Want to know why we want to grow a lot of our own food? It’s knowledge we might need someday. Kingsolver gets that:
[W]hen centralization collapses on itself, as it inevitably does, back we go to the family farm. The Roman Empire grew fat on the fruits of huge, corporate, slave-driven agricultural operations, to the near exclusion of any small farms by the end of the era. But when Rome crashed and burned, its urbanized citizenry scurried out to every nook and cranny of Italy’s mountains and valleys, returning once again to the work of feeding themselves and their families. They’re still doing it, to this day.

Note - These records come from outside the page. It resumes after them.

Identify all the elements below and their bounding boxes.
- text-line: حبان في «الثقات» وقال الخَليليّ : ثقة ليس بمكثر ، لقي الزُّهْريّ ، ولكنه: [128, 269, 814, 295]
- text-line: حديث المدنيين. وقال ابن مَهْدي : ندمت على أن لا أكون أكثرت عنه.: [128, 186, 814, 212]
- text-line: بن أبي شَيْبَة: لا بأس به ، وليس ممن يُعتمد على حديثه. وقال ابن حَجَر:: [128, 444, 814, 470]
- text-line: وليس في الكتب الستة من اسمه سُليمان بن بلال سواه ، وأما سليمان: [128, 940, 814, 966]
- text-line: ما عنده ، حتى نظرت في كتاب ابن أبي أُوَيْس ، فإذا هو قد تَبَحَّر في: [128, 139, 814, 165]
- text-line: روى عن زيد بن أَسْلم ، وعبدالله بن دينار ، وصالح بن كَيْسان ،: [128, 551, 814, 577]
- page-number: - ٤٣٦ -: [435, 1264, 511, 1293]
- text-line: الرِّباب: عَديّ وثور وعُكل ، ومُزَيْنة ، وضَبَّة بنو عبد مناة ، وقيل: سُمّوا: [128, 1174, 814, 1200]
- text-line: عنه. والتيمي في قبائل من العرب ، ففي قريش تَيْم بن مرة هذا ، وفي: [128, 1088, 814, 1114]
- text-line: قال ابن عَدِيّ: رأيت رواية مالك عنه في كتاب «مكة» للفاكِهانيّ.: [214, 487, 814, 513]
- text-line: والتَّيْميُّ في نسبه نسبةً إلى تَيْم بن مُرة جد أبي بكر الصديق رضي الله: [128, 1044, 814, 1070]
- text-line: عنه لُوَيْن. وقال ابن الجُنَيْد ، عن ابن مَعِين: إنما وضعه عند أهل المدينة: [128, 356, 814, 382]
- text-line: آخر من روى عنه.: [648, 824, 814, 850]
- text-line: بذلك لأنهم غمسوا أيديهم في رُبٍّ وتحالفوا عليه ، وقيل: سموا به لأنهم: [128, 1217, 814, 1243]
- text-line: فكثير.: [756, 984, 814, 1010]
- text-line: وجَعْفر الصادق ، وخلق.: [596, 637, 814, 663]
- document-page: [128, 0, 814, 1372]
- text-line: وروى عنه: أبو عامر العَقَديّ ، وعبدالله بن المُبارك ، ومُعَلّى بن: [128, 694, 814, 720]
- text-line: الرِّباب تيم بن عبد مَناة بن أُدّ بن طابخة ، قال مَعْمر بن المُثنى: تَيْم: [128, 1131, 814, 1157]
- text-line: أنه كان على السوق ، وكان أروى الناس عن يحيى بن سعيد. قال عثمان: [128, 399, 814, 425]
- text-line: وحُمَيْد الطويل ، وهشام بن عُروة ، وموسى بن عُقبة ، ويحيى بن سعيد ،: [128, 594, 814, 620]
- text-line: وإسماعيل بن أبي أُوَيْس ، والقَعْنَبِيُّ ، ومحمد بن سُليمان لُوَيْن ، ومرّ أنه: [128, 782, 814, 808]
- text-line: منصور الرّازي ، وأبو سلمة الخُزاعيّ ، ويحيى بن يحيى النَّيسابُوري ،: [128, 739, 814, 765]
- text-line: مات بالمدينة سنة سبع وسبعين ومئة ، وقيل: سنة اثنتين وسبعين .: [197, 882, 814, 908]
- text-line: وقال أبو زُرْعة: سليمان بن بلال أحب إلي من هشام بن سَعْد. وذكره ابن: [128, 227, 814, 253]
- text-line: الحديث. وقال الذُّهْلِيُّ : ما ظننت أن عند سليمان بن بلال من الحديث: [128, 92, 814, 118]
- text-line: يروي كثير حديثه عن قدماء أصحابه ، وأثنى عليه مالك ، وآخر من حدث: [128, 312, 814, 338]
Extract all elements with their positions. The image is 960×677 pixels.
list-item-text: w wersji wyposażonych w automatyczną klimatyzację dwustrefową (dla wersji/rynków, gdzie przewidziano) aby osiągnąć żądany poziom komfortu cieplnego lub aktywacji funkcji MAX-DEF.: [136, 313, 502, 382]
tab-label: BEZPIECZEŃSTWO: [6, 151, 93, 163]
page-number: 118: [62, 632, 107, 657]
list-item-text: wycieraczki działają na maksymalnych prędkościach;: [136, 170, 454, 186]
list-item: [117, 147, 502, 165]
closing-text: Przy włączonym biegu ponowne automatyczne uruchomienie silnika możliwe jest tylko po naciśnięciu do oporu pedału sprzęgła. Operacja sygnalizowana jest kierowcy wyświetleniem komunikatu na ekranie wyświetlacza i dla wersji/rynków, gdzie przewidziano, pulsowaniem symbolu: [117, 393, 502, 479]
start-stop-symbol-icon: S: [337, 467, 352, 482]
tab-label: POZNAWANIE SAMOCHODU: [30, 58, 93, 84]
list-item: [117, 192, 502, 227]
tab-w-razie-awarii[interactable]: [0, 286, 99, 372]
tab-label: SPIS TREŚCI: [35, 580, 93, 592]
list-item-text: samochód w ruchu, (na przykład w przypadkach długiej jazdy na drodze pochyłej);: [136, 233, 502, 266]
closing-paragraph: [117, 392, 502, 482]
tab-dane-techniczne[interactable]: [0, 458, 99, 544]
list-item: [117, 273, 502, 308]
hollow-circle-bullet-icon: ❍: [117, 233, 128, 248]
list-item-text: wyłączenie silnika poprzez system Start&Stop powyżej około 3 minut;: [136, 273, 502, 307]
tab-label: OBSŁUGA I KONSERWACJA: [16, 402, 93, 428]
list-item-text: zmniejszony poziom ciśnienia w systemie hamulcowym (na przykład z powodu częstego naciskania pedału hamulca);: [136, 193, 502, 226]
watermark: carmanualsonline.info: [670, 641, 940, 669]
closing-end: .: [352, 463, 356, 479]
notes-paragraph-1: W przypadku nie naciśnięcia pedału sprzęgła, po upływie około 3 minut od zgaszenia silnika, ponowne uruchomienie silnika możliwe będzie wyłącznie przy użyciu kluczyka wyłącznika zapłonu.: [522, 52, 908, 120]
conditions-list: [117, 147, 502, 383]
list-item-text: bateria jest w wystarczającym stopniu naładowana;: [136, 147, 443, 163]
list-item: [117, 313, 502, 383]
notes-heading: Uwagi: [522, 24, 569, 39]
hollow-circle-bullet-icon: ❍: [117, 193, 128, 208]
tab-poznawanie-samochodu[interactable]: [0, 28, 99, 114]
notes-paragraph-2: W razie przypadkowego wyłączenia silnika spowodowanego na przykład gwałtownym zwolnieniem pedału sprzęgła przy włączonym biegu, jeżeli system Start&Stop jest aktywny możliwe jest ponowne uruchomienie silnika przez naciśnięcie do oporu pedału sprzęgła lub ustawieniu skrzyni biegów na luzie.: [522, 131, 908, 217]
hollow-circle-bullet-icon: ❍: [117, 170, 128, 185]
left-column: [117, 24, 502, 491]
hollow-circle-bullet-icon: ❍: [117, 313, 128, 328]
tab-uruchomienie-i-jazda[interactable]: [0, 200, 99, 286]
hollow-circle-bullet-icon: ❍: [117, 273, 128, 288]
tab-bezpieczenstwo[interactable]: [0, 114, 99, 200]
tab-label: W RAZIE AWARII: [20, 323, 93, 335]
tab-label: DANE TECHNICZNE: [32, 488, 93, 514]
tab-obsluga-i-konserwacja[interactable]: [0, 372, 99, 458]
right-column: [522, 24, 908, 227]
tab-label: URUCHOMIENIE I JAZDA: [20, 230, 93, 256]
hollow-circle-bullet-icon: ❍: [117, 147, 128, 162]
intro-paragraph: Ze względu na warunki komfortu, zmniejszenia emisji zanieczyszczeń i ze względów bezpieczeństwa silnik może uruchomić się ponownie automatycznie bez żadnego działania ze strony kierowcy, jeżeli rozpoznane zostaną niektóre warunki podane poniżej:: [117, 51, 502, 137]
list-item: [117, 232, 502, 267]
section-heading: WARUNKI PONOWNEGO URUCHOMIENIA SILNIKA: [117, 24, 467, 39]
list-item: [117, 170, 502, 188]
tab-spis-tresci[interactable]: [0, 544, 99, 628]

Are poultry were vegetarians? Vegans? There aren’t many true, 100% vegan animals in the world, much as my high school biology teacher would have liked to believe. Kingsolver explains:
Both chickens and turkeys are also eager carnivores. I’ve seen many a small life meet its doom at the end of a beak in our yard, not just beetles and worms but salamanders and wild-eyed frogs. {The “free-range vegetarian hens” testimony on an egg-carton label is perjury, unless someone’s trained them with little shock collars.}
That’s enough for today. More quotes tomorrow!
_______________________
Other Posts Concerning Animal, Vegetable, Miracle:
Economics as a Form of Community
Animal, Vegetable, Miracle: Quote Selection Two
What to Look For in a Rooster
Animal, Vegetable, Miracle: Final Review
2 Comments
Rahime, I have to admit I’m a bit relieved that you felt the same way. I kept questioning myself, whether I was picking up on something that wasn’t there, whether I was being extra-sensitive because I’m low on sleep right now.
I tried not to let it ruin the book for me because there was so much in it that was worth reading. But, yes: a sense of superiority. That is a good way of putting it.
I wondered what you’d think about this book. I had some of the same reactions…interested in and appreciative of most of the information, but even keeping in mind the different worldviews we’re coming from I was disturbed by some almost intangible aspect of it. I think it had something to do with the attitude of superiority she held about her views on feminism and evolution.
Anyways, good selection of quotes. That was one of the disadvantages of listening to the audio book…I didn’t get to highlight and go back to some of the jewels.